Hard for me to guess how this is happening, training goes fine for about 450 epochs and then I get an out memory error. Just keeping this here for tracking, I’ll try turning off gradual training next run? Perhaps there is an error in the batch size calculation somehow?
Epoch 450/1000
| > Step:7/188 GlobalStep:72650 PostnetLoss:0.03720 DecoderLoss:0.01557 StopLoss:0.42604 GALoss:0.01249 GradNorm:0.48254 GradNormST:0.29868 AvgTextLen:13.4 AvgSpecLen:102.2 StepTime:0.83 LoaderTime:0.00 LR:0.000100
| > Step:32/188 GlobalStep:72675 PostnetLoss:0.01316 DecoderLoss:0.01272 StopLoss:0.39781 GALoss:0.00317 GradNorm:0.04753 GradNormST:0.06469 AvgTextLen:28.3 AvgSpecLen:158.0 StepTime:0.75 LoaderTime:0.00 LR:0.000100
| > Step:57/188 GlobalStep:72700 PostnetLoss:0.01175 DecoderLoss:0.01227 StopLoss:0.43638 GALoss:0.00153 GradNorm:0.04309 GradNormST:0.04651 AvgTextLen:40.9 AvgSpecLen:228.8 StepTime:0.99 LoaderTime:0.00 LR:0.000100
| > Step:82/188 GlobalStep:72725 PostnetLoss:0.01112 DecoderLoss:0.01198 StopLoss:0.36987 GALoss:0.00122 GradNorm:0.03563 GradNormST:0.03267 AvgTextLen:54.7 AvgSpecLen:308.2 StepTime:1.30 LoaderTime:0.00 LR:0.000100
| > Step:107/188 GlobalStep:72750 PostnetLoss:0.01100 DecoderLoss:0.01211 StopLoss:0.26786 GALoss:0.00071 GradNorm:0.01053 GradNormST:0.01795 AvgTextLen:71.4 AvgSpecLen:381.3 StepTime:1.75 LoaderTime:0.00 LR:0.000100
| > Step:132/188 GlobalStep:72775 PostnetLoss:0.01030 DecoderLoss:0.01113 StopLoss:0.15845 GALoss:0.00060 GradNorm:0.19383 GradNormST:0.01814 AvgTextLen:90.8 AvgSpecLen:499.3 StepTime:2.11 LoaderTime:0.01 LR:0.000100
Traceback (most recent call last):
File “train.py”, line 703, in
main(args)
File “train.py”, line 617, in main
global_step, epoch)
File “train.py”, line 170, in train
text_input, text_lengths, mel_input, speaker_ids=speaker_ids)

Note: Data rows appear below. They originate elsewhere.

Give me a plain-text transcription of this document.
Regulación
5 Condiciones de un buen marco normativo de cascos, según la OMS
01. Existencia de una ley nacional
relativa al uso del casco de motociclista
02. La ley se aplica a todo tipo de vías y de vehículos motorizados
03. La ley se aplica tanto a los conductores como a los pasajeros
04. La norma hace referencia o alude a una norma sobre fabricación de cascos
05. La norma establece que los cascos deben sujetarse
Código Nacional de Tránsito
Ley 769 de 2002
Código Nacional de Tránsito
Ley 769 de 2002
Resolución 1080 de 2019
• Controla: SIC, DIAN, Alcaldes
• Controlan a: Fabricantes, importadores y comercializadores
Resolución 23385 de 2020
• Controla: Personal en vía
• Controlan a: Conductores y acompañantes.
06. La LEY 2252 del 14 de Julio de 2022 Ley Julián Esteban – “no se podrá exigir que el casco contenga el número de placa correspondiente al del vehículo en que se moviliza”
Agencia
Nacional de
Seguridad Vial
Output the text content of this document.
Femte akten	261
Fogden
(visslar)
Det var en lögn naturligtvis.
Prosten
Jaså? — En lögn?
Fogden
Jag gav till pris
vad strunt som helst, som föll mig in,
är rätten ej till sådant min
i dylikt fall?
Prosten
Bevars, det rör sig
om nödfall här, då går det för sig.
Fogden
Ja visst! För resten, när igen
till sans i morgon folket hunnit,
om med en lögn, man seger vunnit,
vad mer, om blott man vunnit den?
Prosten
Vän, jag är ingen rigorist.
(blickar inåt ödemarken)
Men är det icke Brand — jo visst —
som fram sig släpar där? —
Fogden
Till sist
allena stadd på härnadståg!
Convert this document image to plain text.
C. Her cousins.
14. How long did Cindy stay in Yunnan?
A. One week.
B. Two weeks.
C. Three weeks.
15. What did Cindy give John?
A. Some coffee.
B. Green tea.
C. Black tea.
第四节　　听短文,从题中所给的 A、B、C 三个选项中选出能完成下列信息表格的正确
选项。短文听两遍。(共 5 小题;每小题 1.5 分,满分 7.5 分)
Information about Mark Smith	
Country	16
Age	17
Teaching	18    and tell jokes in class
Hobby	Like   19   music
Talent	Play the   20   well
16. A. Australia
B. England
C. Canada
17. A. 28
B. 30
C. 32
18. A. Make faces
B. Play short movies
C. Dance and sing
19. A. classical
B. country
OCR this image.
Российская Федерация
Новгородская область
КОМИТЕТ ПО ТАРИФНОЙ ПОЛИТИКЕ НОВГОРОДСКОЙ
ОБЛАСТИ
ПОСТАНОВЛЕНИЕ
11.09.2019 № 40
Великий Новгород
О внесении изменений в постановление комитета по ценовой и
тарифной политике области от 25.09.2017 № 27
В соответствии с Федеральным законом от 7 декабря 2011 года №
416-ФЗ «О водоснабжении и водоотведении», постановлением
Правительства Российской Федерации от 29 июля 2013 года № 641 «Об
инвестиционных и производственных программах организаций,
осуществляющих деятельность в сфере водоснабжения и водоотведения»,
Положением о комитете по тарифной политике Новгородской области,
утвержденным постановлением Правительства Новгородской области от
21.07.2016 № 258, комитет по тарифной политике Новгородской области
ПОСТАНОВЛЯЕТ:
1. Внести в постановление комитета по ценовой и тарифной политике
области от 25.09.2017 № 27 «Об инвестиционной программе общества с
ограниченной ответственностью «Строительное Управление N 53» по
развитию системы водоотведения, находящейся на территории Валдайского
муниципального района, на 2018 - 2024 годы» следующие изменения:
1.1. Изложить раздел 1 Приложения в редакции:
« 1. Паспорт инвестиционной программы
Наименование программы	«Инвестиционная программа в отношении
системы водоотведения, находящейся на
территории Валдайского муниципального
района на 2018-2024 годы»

File “/home/users/myadav/.virtualenvs/sri_tts/lib/python3.6/site-packages/torch/nn/modules/module.py”, line 541, in call
result = self.forward(*input, **kwargs)
File “/home/users/myadav/venvs/sri_tts/TTS/models/tacotron2.py”, line 76, in forward
postnet_outputs = self.postnet(decoder_outputs)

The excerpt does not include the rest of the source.